Here’s the complication:  We have been so unwilling to allow the crucifixion to tell us about ourselves that we have insisted on turning it around and forcing it to tell us something about God.  That would have been okay, at least in part, if we had made the crucifixion tell us about God inhabiting the role of the victim, of our victim.  But that’s not what we have done over the centuries.  Instead, we have made the crucifixion tell us about God involving God’s self in violence, and insisting on violence and sacrifice as the only way in which forgiveness and salvation can be offered to us.  We have, in other words, interpreted the crucifixion to put God in the role of Perpetrator, and insisted that this was part of some complicated divine algebra that was necessary for reasons we cannot understand.  And so we have turned God into a monster, supposing that violence and sacrifice is what God is about.   We have imagined God needing the death of God’s Son, even as we can’t imagine demanding such a thing of our own children.  Somehow, God is a worse parent than we are.   I find myself wondering how we have carried on believing this for so long.

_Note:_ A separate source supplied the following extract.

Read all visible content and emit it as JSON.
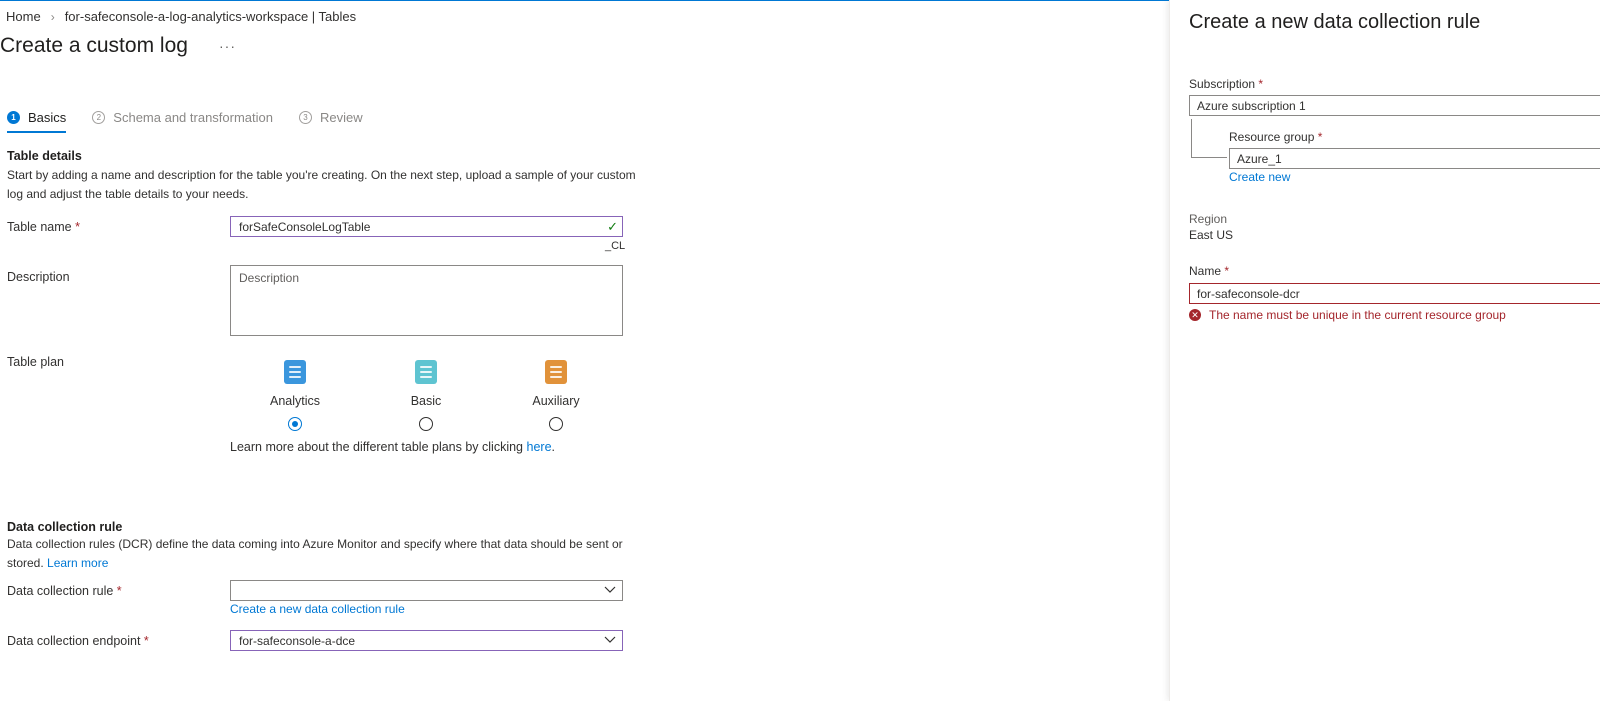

If we wish to see what God is up to, we need to look not at the crucifixion but at the resurrection.      That is the new thing that God is doing in Jesus.  And what we see in the resurrection of Jesus is not vengeance and retribution visited upon those who murdered the Son of God.  No, what we see is forgiveness and love:  this is the pattern of God’s response to our violence.  First, God in Christ becomes our victim — Jesus is indeed a sacrifice, but not to God.  Jesus is a sacrifice to us.  Then, God reveals that life is stronger than our violence, that love is stronger than death, for God in Christ returns to us to forgive us, to love us, and to invite us into the path of non-violence, in which there are no more victims.  It is through the resurrection that we get invited into the inside of God’s life, a life in which there is no room for any more crucifixions.

As we contend with the crucifixion on Good Friday, let us not contend with a complicated theology that somehow makes God responsible for the death of Jesus, or a prejudiced theology that somehow makes the Jewish people responsible for it.  Let us, instead, let the crucifixion help us to realize the patterns of fear and violence that run so deeply in us.  Let us allow the cross to expose all that is within us that draws us away from God’s love and forgiveness so that, on Easter, we might be prepared to receive God’s love and forgiveness in ways that allow us truly to walk with Jesus the path of compassion and non-violence.  For this is truly the life to which God is calling us in the Risen Christ.